Wide Awake, Bored as Hell

So, here it is, boiled down to two basic concepts. Figure out a way to go home early, probably at the cost of a write-up(6 months probation), knowing that I am going to have to come back and do it all over again the next day, or bite my tongue and let these self-serving wastes of fresh air spew their hatred for the company that provides them a service that they requested and frankly dont need and therefore is considered a luxury, give in to their demands of credit, satisfaction and give them a general sense of well-being and the knowledge that they can successfully bully the luxury company in to giving them what they want.

Now, I dont need my bank, I am perfectly capable of storing my money at home in a safe, and using cash as necessary, but I dont call them up getting pissy with them demanding tons of personal satisfaction when a check bounces, or their drive-up is closed, or a teller cant help me resolve an issue. Then again, I am not one of these types of people that grew up being the bully at school, knocking down the smaller kids and taking their lunch money either.

So, from now on, the next time I hear any of the following phrases from a customer I am going to help them in the corosponding manner.

"I think I will call someone else if I cant get better service" - "Okay Mrs. Jones, let me transfer you to the correct department so that we may facilitate that request."

"I think I deserve credit for 2 months for my services being down!" - "Okay Mr. Smith, I can certainly help you feel that you are getting the satisfaction you deserve, but your account shows that you are 45 days past due, would you like to make a payment to bring your account to current so that I may apply that credit?"
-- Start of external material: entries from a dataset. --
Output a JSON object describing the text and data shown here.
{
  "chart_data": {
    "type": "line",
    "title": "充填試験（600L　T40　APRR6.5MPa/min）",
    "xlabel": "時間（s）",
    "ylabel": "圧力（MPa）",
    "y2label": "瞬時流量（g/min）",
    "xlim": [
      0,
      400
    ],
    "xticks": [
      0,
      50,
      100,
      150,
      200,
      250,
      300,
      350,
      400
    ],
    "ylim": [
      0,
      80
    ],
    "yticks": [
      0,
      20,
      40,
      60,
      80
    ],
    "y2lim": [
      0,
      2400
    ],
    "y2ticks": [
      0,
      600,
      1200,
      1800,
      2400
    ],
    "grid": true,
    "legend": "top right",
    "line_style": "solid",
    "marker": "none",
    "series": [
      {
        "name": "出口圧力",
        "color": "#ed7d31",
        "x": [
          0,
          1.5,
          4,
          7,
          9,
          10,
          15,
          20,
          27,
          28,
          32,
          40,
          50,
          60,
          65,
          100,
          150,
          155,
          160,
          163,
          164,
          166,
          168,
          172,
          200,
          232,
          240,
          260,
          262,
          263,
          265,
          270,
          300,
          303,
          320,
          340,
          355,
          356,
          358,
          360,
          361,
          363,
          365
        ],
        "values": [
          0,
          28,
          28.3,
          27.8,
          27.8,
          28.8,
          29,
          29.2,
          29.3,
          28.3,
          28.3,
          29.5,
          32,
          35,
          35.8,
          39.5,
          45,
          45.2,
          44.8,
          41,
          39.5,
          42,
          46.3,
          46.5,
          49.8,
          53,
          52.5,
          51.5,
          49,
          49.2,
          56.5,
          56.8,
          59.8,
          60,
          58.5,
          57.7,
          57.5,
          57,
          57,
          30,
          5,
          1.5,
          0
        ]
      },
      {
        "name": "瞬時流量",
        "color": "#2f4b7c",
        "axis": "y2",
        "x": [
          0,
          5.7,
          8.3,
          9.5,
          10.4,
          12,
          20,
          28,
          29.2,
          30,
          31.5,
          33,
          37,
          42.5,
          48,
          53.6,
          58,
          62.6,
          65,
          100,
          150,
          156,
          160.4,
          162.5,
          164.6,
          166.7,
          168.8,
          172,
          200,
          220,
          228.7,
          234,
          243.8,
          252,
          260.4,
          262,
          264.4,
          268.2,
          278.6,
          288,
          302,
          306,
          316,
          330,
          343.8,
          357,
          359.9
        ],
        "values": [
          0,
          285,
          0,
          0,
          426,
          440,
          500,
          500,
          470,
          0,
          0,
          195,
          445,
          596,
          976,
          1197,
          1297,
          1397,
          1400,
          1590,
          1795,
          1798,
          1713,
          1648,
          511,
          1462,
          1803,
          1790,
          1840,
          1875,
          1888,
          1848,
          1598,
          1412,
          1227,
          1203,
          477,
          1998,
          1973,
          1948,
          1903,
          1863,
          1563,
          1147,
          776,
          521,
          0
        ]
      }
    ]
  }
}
"You people should get out here right now and fix this, I run a business from my home and I am losing thousands of dollars every day. I need my internet right now!!!" - "I am sorry Mrs. Choi, I am unable to facilitate that request, I can schedule a technician to come out, but I have to let you know that the turn around time is 24-72 hours." (then I schedule it for the longest period possible)

"You people just have a problem serving black people is that it?" - "Ma'am, I am black."

So, there you have it. From now on that is all I am going to be doing. As much as I can for as little stress as I can. No more are these people going to harass me and bully me and cuss at me.

And Mr. Customer, you dont like it, you can kiss my pale, cratered, white ass.